Built-in data consistency check inside ZooKeeper

The correctness of ZooKeeper was kind of proved in theory in ZAB paper, but the implementation is a bit different from the paper, for example, save the currentEpoch and proposals/commits upon to NEWLEADER is not atomic in current implementation, so the correctness of ZooKeeper is not actually proved in reality.

Also bugs could be introduced during implementation, issues like sending NEWLEADER packet too early reported in ZOOKEEPER-3104 might be there since the beginning (didn't check exactly when this was introduced). 

More correctness issues were introduced when adding new features, like on disk txn sync, local session, retain database, etc, both of these features added inconsistency bugs on production.

To catch the consistency issue earlier, internally, we're running external consistency checkers to compare nodes (digest), but that's not efficient (slow and expensive) and there are corner cases we cannot cover in external checker. For example, we don't know the last zxid before epoch change, which makes it's impossible to check it's missing txn or not. Another challenge is the false negative which is hard to avoid due to fuzzy snapshot or expected txn gap during snapshot syncing, etc.
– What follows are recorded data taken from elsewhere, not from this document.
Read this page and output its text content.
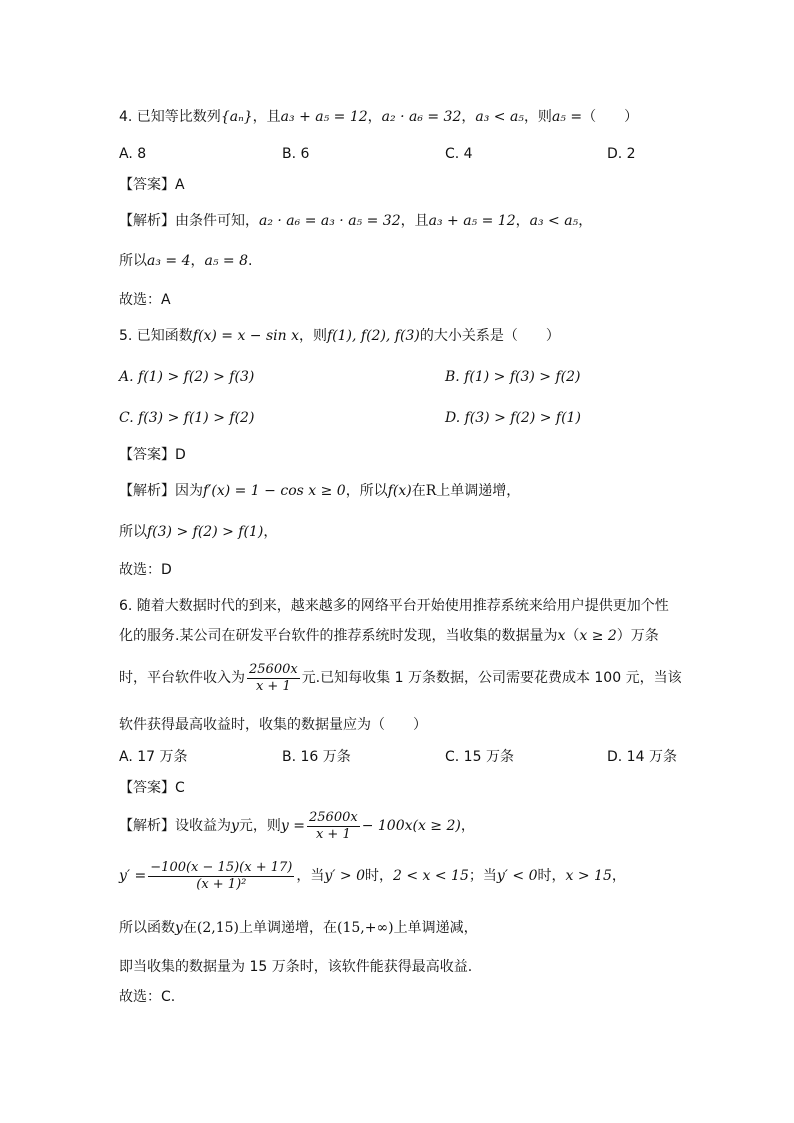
4. 已知等比数列{aₙ}，且a₃ + a₅ = 12，a₂ · a₆ = 32，a₃ < a₅，则a₅ =（　　）
A. 8	B. 6	C. 4	D. 2
【答案】A
【解析】由条件可知，a₂ · a₆ = a₃ · a₅ = 32，且a₃ + a₅ = 12，a₃ < a₅，
所以a₃ = 4，a₅ = 8.
故选：A
5. 已知函数f(x) = x − sin x，则f(1), f(2), f(3)的大小关系是（　　）
A. f(1) > f(2) > f(3)	B. f(1) > f(3) > f(2)
C. f(3) > f(1) > f(2)	D. f(3) > f(2) > f(1)
【答案】D
【解析】因为f′(x) = 1 − cos x ≥ 0，所以f(x)在R上单调递增，
所以f(3) > f(2) > f(1)，
故选：D
6. 随着大数据时代的到来，越来越多的网络平台开始使用推荐系统来给用户提供更加个性
化的服务.某公司在研发平台软件的推荐系统时发现，当收集的数据量为x（x ≥ 2）万条
时，平台软件收入为 $\frac{25600x}{x + 1}$ 元.已知每收集 1 万条数据，公司需要花费成本 100 元，当该
软件获得最高收益时，收集的数据量应为（　　）
A. 17 万条	B. 16 万条	C. 15 万条	D. 14 万条
【答案】C
【解析】设收益为y元，则$y = \frac{25600x}{x + 1} - 100x(x \ge 2)$，
$y' = \frac{-100(x - 15)(x + 17)}{\text{(x + 1)²}}$ ，当y′ > 0时，2 < x < 15；当y′ < 0时，x > 15，
所以函数y在(2,15)上单调递增，在(15,+∞)上单调递减，
即当收集的数据量为 15 万条时，该软件能获得最高收益.
故选：C.
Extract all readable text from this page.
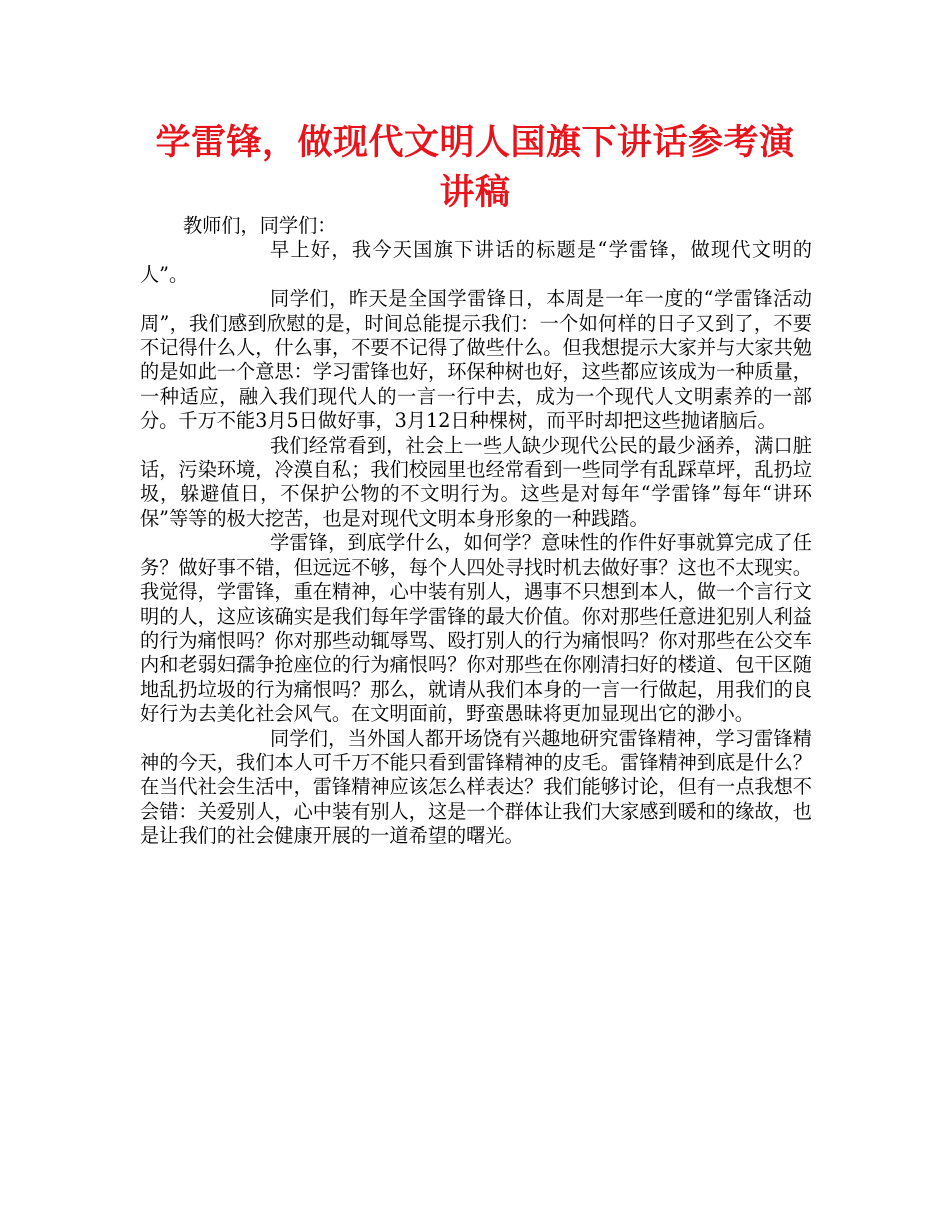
学雷锋，做现代文明人国旗下讲话参考演讲稿

教师们，同学们：

早上好，我今天国旗下讲话的标题是“学雷锋，做现代文明的人”。

同学们，昨天是全国学雷锋日，本周是一年一度的“学雷锋活动周”，我们感到欣慰的是，时间总能提示我们：一个如何样的日子又到了，不要不记得什么人，什么事，不要不记得了做些什么。但我想提示大家并与大家共勉的是如此一个意思：学习雷锋也好，环保种树也好，这些都应该成为一种质量，一种适应，融入我们现代人的一言一行中去，成为一个现代人文明素养的一部分。千万不能3月5日做好事，3月12日种棵树，而平时却把这些抛诸脑后。

我们经常看到，社会上一些人缺少现代公民的最少涵养，满口脏话，污染环境，冷漠自私；我们校园里也经常看到一些同学有乱踩草坪，乱扔垃圾，躲避值日，不保护公物的不文明行为。这些是对每年“学雷锋”每年“讲环保”等等的极大挖苦，也是对现代文明本身形象的一种践踏。

学雷锋，到底学什么，如何学？意味性的作件好事就算完成了任务？做好事不错，但远远不够，每个人四处寻找时机去做好事？这也不太现实。我觉得，学雷锋，重在精神，心中装有别人，遇事不只想到本人，做一个言行文明的人，这应该确实是我们每年学雷锋的最大价值。你对那些任意进犯别人利益的行为痛恨吗？你对那些动辄辱骂、殴打别人的行为痛恨吗？你对那些在公交车内和老弱妇孺争抢座位的行为痛恨吗？你对那些在你刚清扫好的楼道、包干区随地乱扔垃圾的行为痛恨吗？那么，就请从我们本身的一言一行做起，用我们的良好行为去美化社会风气。在文明面前，野蛮愚昧将更加显现出它的渺小。

同学们，当外国人都开场饶有兴趣地研究雷锋精神，学习雷锋精神的今天，我们本人可千万不能只看到雷锋精神的皮毛。雷锋精神到底是什么？在当代社会生活中，雷锋精神应该怎么样表达？我们能够讨论，但有一点我想不会错：关爱别人，心中装有别人，这是一个群体让我们大家感到暖和的缘故，也是让我们的社会健康开展的一道希望的曙光。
This Jira is going to propose a built-in real time consistency check by calculating the digest of DataTree after applying each txn, and sending it over to learner during propose time so that it can verify the correctness in real time. 

The consistency check will cover all phases, including loading time during startup, syncing, and broadcasting. It can help us avoid data lost or data corrupt due to bad disk and catch bugs in code.

The protocol change will make backward compatible to make sure we can enable/disable this feature transparently.

As for performance impact, based on our testing, it will add a bit overhead during runtime, but doesn't have obvious impact in general.